Okay, so, here’s what I really want to talk about: the direct support levels. A quick scan of the page reveals six tiers, with the minimum priced at $9.95 a month and the maximum priced at a whopping $1000 a month. Which sounds, you know, somewhat crazy, particularly when paired with the fact that there aren’t differentiated rewards between tiers… or any rewards, really. (A brass tacks detail: it appears he’s using ChargeBee as the direct support management platform.)
But I dunno, it strikes me as consistent with the kinds of people who are really into Ferriss’ work, which has to do with self-improvement and lifehacks and productivity, and which tends to draw a spread of people who really value that type of stuff. And I’m willing to bet that that spread of people tends to be, more often than not, clustered in an income class for whom $9.95 a month is no big deal. (Meanwhile, the $1000 a month tier feels like a “why not?” option, because in the off-chance that there are three or four rich guys are cash-fluid enough to hit it, why leave $3000 to $4000 on the table?)
Again, the monetization system is optional, not a subscription, which means the arrangement that’s being established here likely translate to one where those who can and want to support are subsidizing the work for those who aren’t able to do so. All of which is to say, I like this move quite a bit for this specific production.
But this specific execution of the direct support model is not super replicable, of course, for a number of factors: Ferriss already has a broad reach and following, his broader business model as a media operation is spread out across several platforms (including books and whatnot), the material he works with is a particularly sticky media genre, and the publishing cadence is one where supporters would generally feel like they’re consistently seeing their money put to work.

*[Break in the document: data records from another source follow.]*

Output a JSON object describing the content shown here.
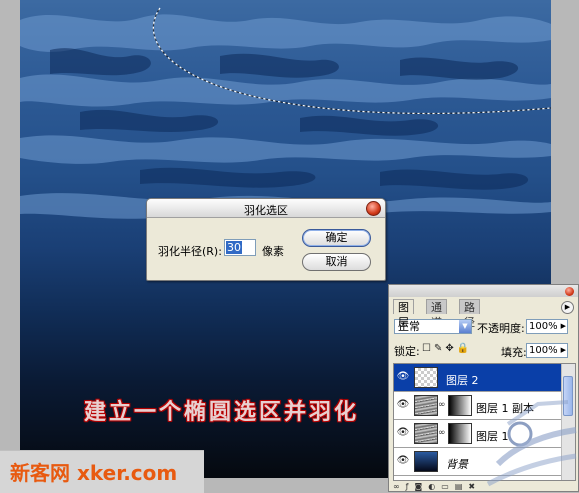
{
  "canvas": {
    "caption": "建立一个椭圆选区并羽化"
  },
  "watermark": {
    "text": "新客网 xker.com"
  },
  "feather_dialog": {
    "title": "羽化选区",
    "radius_label": "羽化半径(R):",
    "radius_value": "30",
    "unit": "像素",
    "ok_label": "确定",
    "cancel_label": "取消"
  },
  "layers_panel": {
    "tabs": [
      "图层",
      "通道",
      "路径"
    ],
    "active_tab": "图层",
    "blend_mode": "正常",
    "opacity_label": "不透明度:",
    "opacity_value": "100%",
    "lock_label": "锁定:",
    "fill_label": "填充:",
    "fill_value": "100%",
    "layers": [
      {
        "name": "图层 2",
        "selected": true
      },
      {
        "name": "图层 1 副本",
        "selected": false
      },
      {
        "name": "图层 1",
        "selected": false
      },
      {
        "name": "背景",
        "selected": false
      }
    ]
  },
  "colors": {
    "selection_highlight": "#0a3fa8",
    "caption_red": "#c00000",
    "watermark_orange": "#e85a10"
  }
}
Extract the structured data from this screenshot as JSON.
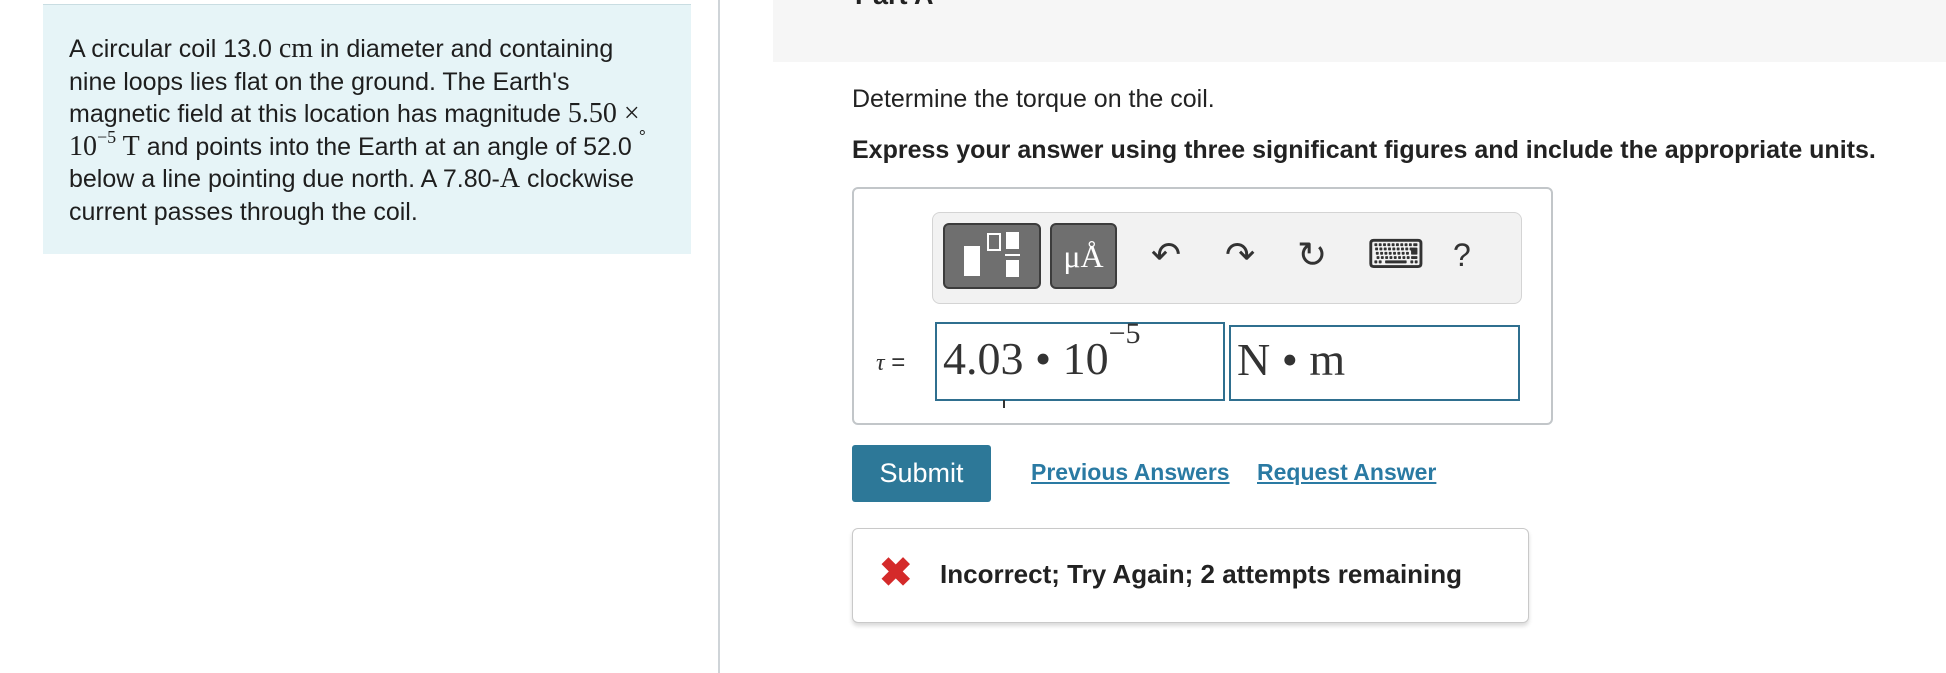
{
  "problem": {
    "t1": "A circular coil 13.0 ",
    "cm": "cm",
    "t2": " in diameter and containing nine loops lies flat on the ground. The Earth's magnetic field at this location has magnitude ",
    "field_mantissa": "5.50 × 10",
    "field_exp": "−5",
    "tesla": " T",
    "t3": " and points into the Earth at an angle of 52.0 ",
    "deg": "°",
    "t4": " below a line pointing due north. A 7.80-",
    "amp": "A",
    "t5": " clockwise current passes through the coil."
  },
  "part": {
    "title": "Part A",
    "chevron": "‹"
  },
  "question": "Determine the torque on the coil.",
  "instruction": "Express your answer using three significant figures and include the appropriate units.",
  "toolbar": {
    "units_label": "μÅ",
    "undo": "↶",
    "redo": "↷",
    "reset": "↻",
    "keyboard": "⌨",
    "help": "?"
  },
  "answer": {
    "var_label": "τ",
    "equals": " =",
    "value_mantissa": "4.03 • 10",
    "value_exp": "−5",
    "unit": "N • m"
  },
  "actions": {
    "submit": "Submit",
    "previous_answers": "Previous Answers",
    "request_answer": "Request Answer"
  },
  "feedback": {
    "icon": "✖",
    "text": "Incorrect; Try Again; 2 attempts remaining"
  }
}
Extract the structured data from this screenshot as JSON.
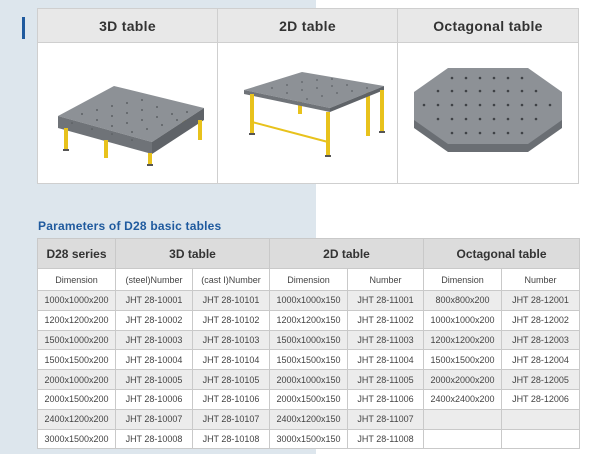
{
  "products": [
    {
      "title": "3D table",
      "icon": "3d-welding-table-image"
    },
    {
      "title": "2D table",
      "icon": "2d-welding-table-image"
    },
    {
      "title": "Octagonal table",
      "icon": "octagonal-table-image"
    }
  ],
  "params": {
    "title": "Parameters of D28 basic tables",
    "groups": {
      "series": "D28 series",
      "t3d": "3D table",
      "t2d": "2D table",
      "oct": "Octagonal table"
    },
    "subheaders": [
      "Dimension",
      "(steel)Number",
      "(cast I)Number",
      "Dimension",
      "Number",
      "Dimension",
      "Number"
    ],
    "rows": [
      [
        "1000x1000x200",
        "JHT 28-10001",
        "JHT 28-10101",
        "1000x1000x150",
        "JHT 28-11001",
        "800x800x200",
        "JHT 28-12001"
      ],
      [
        "1200x1200x200",
        "JHT 28-10002",
        "JHT 28-10102",
        "1200x1200x150",
        "JHT 28-11002",
        "1000x1000x200",
        "JHT 28-12002"
      ],
      [
        "1500x1000x200",
        "JHT 28-10003",
        "JHT 28-10103",
        "1500x1000x150",
        "JHT 28-11003",
        "1200x1200x200",
        "JHT 28-12003"
      ],
      [
        "1500x1500x200",
        "JHT 28-10004",
        "JHT 28-10104",
        "1500x1500x150",
        "JHT 28-11004",
        "1500x1500x200",
        "JHT 28-12004"
      ],
      [
        "2000x1000x200",
        "JHT 28-10005",
        "JHT 28-10105",
        "2000x1000x150",
        "JHT 28-11005",
        "2000x2000x200",
        "JHT 28-12005"
      ],
      [
        "2000x1500x200",
        "JHT 28-10006",
        "JHT 28-10106",
        "2000x1500x150",
        "JHT 28-11006",
        "2400x2400x200",
        "JHT 28-12006"
      ],
      [
        "2400x1200x200",
        "JHT 28-10007",
        "JHT 28-10107",
        "2400x1200x150",
        "JHT 28-11007",
        "",
        ""
      ],
      [
        "3000x1500x200",
        "JHT 28-10008",
        "JHT 28-10108",
        "3000x1500x150",
        "JHT 28-11008",
        "",
        ""
      ]
    ]
  },
  "colors": {
    "accent": "#1f5a9e",
    "panel": "#dde6ed",
    "leg_yellow": "#e8c21c",
    "table_steel": "#8d9196"
  }
}
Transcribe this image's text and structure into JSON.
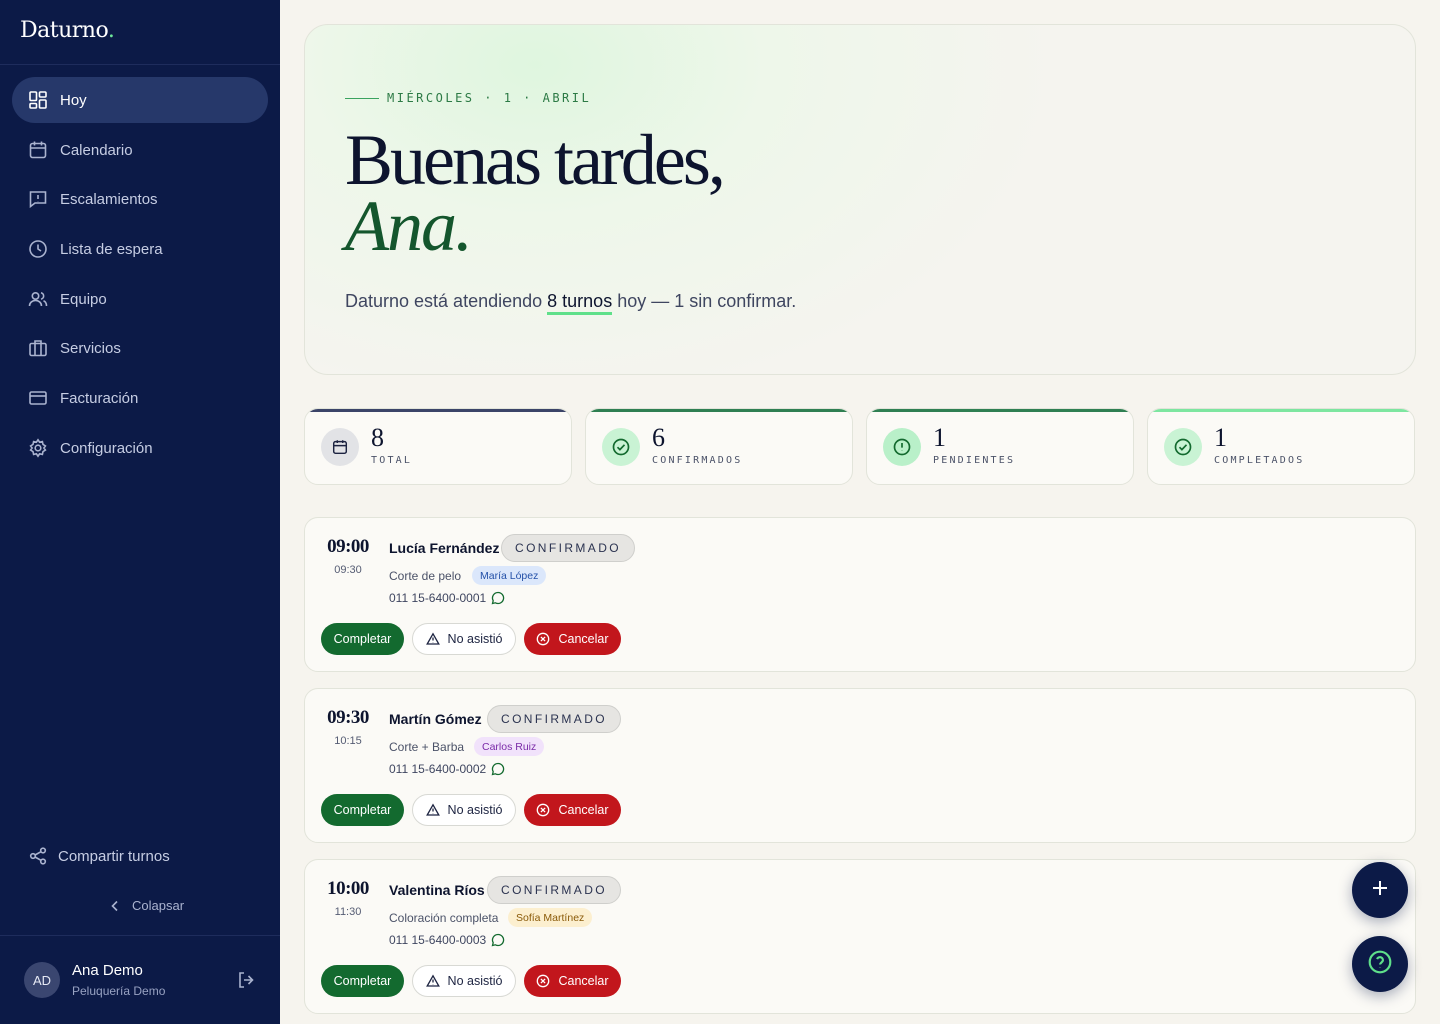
{
  "brand": {
    "name": "Daturno",
    "dot": "."
  },
  "sidebar": {
    "items": [
      {
        "label": "Hoy",
        "icon": "dashboard-icon",
        "active": true
      },
      {
        "label": "Calendario",
        "icon": "calendar-icon"
      },
      {
        "label": "Escalamientos",
        "icon": "message-alert-icon"
      },
      {
        "label": "Lista de espera",
        "icon": "clock-icon"
      },
      {
        "label": "Equipo",
        "icon": "users-icon"
      },
      {
        "label": "Servicios",
        "icon": "briefcase-icon"
      },
      {
        "label": "Facturación",
        "icon": "credit-card-icon"
      },
      {
        "label": "Configuración",
        "icon": "gear-icon"
      }
    ],
    "share_label": "Compartir turnos",
    "collapse_label": "Colapsar",
    "user": {
      "initials": "AD",
      "name": "Ana Demo",
      "business": "Peluquería Demo"
    }
  },
  "hero": {
    "date": "MIÉRCOLES · 1 · ABRIL",
    "greeting": "Buenas tardes,",
    "name": "Ana.",
    "sub_before": "Daturno está atendiendo ",
    "sub_highlight": "8 turnos",
    "sub_after": " hoy — 1 sin confirmar."
  },
  "stats": [
    {
      "value": "8",
      "label": "TOTAL",
      "icon": "calendar-icon",
      "color": "#3b4468"
    },
    {
      "value": "6",
      "label": "CONFIRMADOS",
      "icon": "check-circle-icon",
      "color": "#2f7f52"
    },
    {
      "value": "1",
      "label": "PENDIENTES",
      "icon": "alert-circle-icon",
      "color": "#2f7f52"
    },
    {
      "value": "1",
      "label": "COMPLETADOS",
      "icon": "check-circle-icon",
      "color": "#7de6a0"
    }
  ],
  "appointments": [
    {
      "start": "09:00",
      "end": "09:30",
      "client": "Lucía Fernández",
      "status": "CONFIRMADO",
      "service": "Corte de pelo",
      "staff": "María López",
      "staff_color": "blue",
      "phone": "011 15-6400-0001"
    },
    {
      "start": "09:30",
      "end": "10:15",
      "client": "Martín Gómez",
      "status": "CONFIRMADO",
      "service": "Corte + Barba",
      "staff": "Carlos Ruiz",
      "staff_color": "purple",
      "phone": "011 15-6400-0002"
    },
    {
      "start": "10:00",
      "end": "11:30",
      "client": "Valentina Ríos",
      "status": "CONFIRMADO",
      "service": "Coloración completa",
      "staff": "Sofía Martínez",
      "staff_color": "yellow",
      "phone": "011 15-6400-0003"
    }
  ],
  "actions": {
    "complete": "Completar",
    "no_show": "No asistió",
    "cancel": "Cancelar"
  },
  "colors": {
    "sidebar_bg": "#0c1a47",
    "accent_green": "#136a2f",
    "danger": "#c2161c",
    "highlight": "#5fe08a"
  }
}
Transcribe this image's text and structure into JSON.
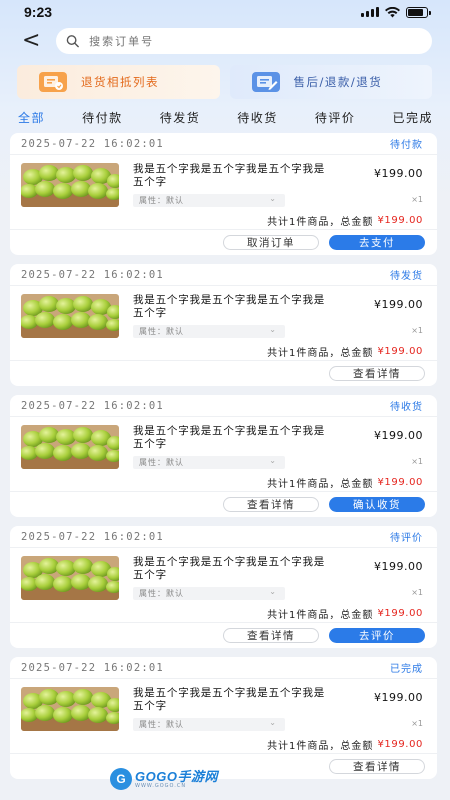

The big idea holds, though, which is this: it’s the appropriate pairing of business model and audience. It’s probably not going to work as well with shows that draw in different kinds of audiences (with different kinds of relationships to their incomes), or shows that are structured differently with different publishing cadences (bi-weekly shows, I imagine, have a real tough time), or even shows that come from, like, a bigger organization (it’s one thing to feel compelled to support an individual, it’s another emotional dynamic altogether when it comes to supporting official-seeming groups).
Point being: business models need to fit the audience, or at least land in a place where there is a theory or a philosophy around what the audience should be, and how the different components of which should be made to relate to each other. This, I think, should raise some questions around the way various tools are built to solve monetization problems for podcasters and media creators more broadly.